Fuel Cells/Competition 01
(April 2003) Fuel Cells may not be Better Than Diesel Hybrids.
According to the study by the Laboratory for Energy and the Environment (LFEE), hydrogen fuel cells for vehicles, even with aggressive research, will not be better than the diesel hybrid (a vehicle powered by a conventional engine supplemented by an electric motor) in terms of total energy use and greenhouse gas emissions by 2020. The results of the survey, led by Malcolm A. Weiss, LFEE senior research staff member, and John B. Heywood, the Sun Jae Professor of Mechanical Engineering and director of MIT’s Laboratory for 21st-Century Energy, are based on an assessment of a variety of engine and fuel technologies as they are likely to be in 2020, with intense research but no real “breakthroughs.” The study reports that the hydrogen fuel cell vehicle has low emissions and energy use on the road, but converting a hydrocarbon fuel such as natural gas or gasoline into hydrogen to fuel this vehicle uses substantial energy and emits greenhouse gases. “Ignoring the emissions and energy use involved in making and delivering the fuel and manufacturing the vehicle gives a misleading impression,” said Malcolm Weiss.
Researchers do not recommend stopping work on the hydrogen fuel cell. “If auto systems with significantly lower greenhouse gas emissions are required in say, 30 to 50 years, hydrogen is the only major fuel option identified to date,” stated John Heywood.

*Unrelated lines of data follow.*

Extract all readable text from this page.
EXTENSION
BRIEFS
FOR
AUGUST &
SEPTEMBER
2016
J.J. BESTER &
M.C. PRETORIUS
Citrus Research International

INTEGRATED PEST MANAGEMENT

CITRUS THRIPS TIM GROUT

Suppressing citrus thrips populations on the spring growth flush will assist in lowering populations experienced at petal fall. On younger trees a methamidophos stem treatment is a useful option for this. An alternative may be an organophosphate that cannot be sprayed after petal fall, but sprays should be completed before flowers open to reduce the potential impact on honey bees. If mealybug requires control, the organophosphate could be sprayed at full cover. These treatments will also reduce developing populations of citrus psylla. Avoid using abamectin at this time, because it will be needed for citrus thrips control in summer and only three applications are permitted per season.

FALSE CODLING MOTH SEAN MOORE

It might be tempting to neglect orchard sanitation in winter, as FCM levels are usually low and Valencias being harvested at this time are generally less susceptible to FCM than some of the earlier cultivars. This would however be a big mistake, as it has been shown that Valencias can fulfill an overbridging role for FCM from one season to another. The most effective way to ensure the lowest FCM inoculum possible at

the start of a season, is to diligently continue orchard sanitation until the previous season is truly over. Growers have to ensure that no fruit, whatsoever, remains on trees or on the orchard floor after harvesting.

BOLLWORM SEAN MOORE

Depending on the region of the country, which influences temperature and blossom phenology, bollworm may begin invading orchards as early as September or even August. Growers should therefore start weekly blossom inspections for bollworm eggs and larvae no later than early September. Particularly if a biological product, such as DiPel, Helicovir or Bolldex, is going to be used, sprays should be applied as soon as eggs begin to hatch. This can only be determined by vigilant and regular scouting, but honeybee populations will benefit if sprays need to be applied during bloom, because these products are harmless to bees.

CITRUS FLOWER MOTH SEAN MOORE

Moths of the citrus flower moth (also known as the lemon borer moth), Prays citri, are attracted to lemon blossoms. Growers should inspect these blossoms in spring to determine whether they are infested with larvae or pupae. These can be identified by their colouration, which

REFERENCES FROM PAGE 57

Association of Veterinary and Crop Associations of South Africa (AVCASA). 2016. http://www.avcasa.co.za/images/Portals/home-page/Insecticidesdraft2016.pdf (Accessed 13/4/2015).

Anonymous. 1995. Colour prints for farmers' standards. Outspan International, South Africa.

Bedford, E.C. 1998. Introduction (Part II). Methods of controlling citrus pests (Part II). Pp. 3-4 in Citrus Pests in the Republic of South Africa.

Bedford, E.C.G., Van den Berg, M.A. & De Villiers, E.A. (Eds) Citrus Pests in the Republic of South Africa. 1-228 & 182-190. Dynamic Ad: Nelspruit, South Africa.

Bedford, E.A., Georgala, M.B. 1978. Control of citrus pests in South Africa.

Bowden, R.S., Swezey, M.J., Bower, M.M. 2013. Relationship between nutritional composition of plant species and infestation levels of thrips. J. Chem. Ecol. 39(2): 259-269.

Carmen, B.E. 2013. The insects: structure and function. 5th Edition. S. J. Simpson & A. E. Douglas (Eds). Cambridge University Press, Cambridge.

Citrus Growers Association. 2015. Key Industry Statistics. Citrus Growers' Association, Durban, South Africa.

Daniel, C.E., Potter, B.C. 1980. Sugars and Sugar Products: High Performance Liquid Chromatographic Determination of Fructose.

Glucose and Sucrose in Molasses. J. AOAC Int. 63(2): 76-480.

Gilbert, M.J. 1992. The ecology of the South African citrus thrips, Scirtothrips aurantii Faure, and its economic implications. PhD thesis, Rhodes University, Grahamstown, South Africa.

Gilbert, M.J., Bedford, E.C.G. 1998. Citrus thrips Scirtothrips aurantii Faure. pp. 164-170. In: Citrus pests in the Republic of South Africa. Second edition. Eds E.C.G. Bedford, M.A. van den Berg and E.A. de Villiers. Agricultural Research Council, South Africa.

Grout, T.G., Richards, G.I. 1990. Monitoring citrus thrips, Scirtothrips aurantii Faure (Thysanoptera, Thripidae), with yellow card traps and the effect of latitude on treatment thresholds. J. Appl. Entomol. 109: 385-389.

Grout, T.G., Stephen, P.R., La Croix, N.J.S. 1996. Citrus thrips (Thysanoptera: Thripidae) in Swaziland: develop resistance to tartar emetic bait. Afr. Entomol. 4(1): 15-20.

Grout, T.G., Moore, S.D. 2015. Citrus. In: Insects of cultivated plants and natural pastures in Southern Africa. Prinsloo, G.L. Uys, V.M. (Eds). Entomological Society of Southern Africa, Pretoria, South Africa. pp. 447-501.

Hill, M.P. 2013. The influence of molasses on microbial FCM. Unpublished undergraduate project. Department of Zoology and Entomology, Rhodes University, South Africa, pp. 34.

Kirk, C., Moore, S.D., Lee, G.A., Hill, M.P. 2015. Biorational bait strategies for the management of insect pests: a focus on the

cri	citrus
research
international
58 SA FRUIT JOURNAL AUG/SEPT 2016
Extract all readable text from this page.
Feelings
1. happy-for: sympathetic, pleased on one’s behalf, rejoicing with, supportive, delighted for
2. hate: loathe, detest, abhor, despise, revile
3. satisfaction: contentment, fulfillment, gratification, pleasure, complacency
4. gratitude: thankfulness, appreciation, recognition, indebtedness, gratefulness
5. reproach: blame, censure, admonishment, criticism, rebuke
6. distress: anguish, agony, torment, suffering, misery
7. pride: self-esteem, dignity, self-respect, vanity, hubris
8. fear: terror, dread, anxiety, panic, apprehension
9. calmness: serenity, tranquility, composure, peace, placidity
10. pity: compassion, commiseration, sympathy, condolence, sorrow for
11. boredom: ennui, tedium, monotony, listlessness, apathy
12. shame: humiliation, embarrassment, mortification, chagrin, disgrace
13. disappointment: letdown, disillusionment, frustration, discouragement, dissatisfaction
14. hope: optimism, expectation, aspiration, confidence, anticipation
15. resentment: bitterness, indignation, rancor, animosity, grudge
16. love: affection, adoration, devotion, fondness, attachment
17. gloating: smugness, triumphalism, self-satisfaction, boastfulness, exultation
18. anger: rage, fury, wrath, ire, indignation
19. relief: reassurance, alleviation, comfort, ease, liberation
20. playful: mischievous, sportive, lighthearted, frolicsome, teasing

Because the production of hydrogen must occur without making greenhouse gas emission, the hydrogen must come from a noncarbon source such as solar energy or from conventional fuels while sequestering the carbon emissions.
The assessment highlights the advantage of the hybrid, an efficient approach that combines an engine ( or possibly a fuel cell) with a battery and an electric motor. Continuing work on today’s gasoline engine and its fuel will bring major improvements by 2020, cutting energy use and emissions by a third, compared with today’s vehicles. Aggressive research on a hybrid with a diesel engine could yield a 2020 vehicle that is twice as efficient and half as polluting, according to the study.